I already have e-mail.  I don't need a second e-mail that I have to monitor.

So goodbye Facebook.  My account is still open, but my profile is blank, and all my privacy settings are set on MAX except for photos I want to send to friends (and then I usually set the privacy settings back to ME ONLY later on).

And I'll probably stop using Facebook entirely, once I find another place to host photos.  If they can download my photos from my Facebook page automatically, so much the better...

It's just BORING and I don't see any way they can make it interesting.  I'm just NOT INTERESTED in "Social Networking" at all anymore.  In fact, I'm less and less interested in being social or in networking.  People are fine and all, in small doses.  Knowing what they are doing all the time is just a turn-off.  It just feels like too much pressure - like having 100 needy friends - and it makes it seem like the world is caving in on me.

So, no offense, but I just don't need to know what you are doing every minute of the day.  It is not that we aren't friends anymore.  Quite the contrary - I can be more of a friend by NOT knowing so much about you!

You know, the old-fashioned, pre-Facebook, kind of friendship!

UPDATE:  Since writing this post, I have closed my Facebook account and never looked back.  I see today how their "mobile" strategy has taken off - people are obsessed about checking Facebook on their phone, all the time, and then taking pictures of things they are doing and uploading them to their "feed" to impress other people about how swell their life it.  It all seems to empty and hollow, and I don't think these people are truly happy but instead masking depression.

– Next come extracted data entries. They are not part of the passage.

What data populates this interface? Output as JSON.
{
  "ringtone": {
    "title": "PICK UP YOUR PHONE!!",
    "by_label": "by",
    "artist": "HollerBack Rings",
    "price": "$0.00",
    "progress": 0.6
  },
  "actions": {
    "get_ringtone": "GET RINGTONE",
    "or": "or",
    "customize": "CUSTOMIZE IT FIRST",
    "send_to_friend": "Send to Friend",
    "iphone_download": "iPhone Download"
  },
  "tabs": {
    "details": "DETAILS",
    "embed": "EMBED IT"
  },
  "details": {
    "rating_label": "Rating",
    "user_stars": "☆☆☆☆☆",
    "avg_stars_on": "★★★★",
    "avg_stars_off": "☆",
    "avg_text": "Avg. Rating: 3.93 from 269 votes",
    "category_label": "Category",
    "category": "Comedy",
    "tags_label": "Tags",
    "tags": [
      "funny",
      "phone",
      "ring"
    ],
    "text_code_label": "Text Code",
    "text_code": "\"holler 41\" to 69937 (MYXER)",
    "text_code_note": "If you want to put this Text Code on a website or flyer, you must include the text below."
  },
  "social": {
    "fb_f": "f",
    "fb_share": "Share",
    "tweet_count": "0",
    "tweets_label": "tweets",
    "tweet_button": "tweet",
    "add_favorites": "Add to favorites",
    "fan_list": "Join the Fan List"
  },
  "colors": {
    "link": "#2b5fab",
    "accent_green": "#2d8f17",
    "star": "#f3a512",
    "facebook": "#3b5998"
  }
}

BY THE WAY, if you see a Facebook page that links to one of my blog postings, it is not my doing.  I am not on Facebook, PERIOD in any way or form.

That hasn't stopped Facebook from creating a page for my long-ago closed law practice, which I find creepy and weird and invasive.

But again, that is the nature of Facebook.  They can do whatever the fuck they want to, to you.  You have little or no recourse.   That is yet another reason I jumped ship.   It just isn't worth it, giving some big company so much control over my life, or more precisely surrendering control in that manner.